6 f) Term limits & the Founding Fathers, Jefferson continues
Jefferson never specifically mentioned rotation of office in the House of Representatives, though that, too, may be assumed to be included in the following more general statement with regard to the proposed Federal Constitution:
“I dislike, and greatly dislike, the abandonment in every instance of the necessity of rotation in office and most particularly in the case of the President.” –Thomas Jefferson to J. Madison, 1787.

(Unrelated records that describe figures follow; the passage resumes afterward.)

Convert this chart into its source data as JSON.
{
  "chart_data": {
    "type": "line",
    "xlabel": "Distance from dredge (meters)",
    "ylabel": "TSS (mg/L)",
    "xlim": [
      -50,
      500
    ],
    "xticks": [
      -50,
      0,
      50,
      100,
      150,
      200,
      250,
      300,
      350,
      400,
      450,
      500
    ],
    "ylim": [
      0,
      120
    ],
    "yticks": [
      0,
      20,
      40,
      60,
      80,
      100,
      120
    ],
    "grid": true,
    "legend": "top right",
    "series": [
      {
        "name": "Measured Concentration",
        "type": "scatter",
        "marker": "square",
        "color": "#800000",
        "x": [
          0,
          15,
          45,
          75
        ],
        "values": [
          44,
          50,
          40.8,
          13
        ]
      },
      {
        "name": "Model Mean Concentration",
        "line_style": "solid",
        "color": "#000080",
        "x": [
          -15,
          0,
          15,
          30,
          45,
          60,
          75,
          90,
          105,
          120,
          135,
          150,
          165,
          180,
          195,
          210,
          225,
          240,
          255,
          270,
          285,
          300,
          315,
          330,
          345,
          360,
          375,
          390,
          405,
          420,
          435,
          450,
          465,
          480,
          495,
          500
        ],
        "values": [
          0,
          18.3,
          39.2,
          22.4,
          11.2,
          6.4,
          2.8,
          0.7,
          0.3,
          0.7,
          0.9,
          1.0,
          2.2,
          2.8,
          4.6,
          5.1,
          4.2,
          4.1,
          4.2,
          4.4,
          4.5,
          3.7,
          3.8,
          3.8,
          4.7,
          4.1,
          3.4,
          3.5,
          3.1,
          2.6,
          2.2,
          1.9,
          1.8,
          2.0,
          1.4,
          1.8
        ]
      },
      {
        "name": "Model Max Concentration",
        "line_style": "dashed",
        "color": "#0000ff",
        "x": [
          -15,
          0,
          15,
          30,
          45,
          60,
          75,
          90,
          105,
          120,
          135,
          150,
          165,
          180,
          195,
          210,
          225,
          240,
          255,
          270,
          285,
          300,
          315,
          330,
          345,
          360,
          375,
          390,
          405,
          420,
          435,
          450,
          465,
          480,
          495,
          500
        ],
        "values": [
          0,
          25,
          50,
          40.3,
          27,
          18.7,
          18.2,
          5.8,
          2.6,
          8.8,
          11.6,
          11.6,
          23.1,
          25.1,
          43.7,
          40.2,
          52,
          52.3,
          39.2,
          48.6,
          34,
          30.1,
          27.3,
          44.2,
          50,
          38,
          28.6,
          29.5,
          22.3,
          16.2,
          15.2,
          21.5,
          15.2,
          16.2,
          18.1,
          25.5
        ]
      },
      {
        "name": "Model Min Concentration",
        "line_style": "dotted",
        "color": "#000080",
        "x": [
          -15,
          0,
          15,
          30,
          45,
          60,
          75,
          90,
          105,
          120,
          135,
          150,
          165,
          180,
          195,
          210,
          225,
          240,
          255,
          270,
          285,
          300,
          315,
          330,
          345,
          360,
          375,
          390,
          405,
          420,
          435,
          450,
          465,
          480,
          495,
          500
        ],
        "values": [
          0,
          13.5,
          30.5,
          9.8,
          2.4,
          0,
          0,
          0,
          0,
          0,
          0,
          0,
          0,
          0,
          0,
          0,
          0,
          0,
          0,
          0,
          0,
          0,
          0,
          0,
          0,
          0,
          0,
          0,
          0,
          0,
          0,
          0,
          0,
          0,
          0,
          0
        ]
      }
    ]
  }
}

Source for below paragraph: http://eyler.freeservers.com/JeffPers/jefpco33.htm “Given the evolution of our country, the greater power appended to every office and the tendency for even the office of Representative to become perpetual, one suspects that he would include that also along with other elected offices as requiring rotation. Moreover, one would think that those who agree with Jefferson today and believe that there should be term limits, would have the integrity that he displayed and begin the practice themselves, perhaps even making it a point of honor for other Senators and Representatives to follow suit. That argument is countered with the opinion that such a voluntary act would be to the detriment of the representative’s political party, and therefore that is sufficient reason for dispensing with such a proposal. But is our government organized for the benefit of the people, or for the benefit of the legislators and their political parties? As Jefferson would say, “there never will be a time when real difficulties will not exist and furnish a plausible pretext for dispensation.”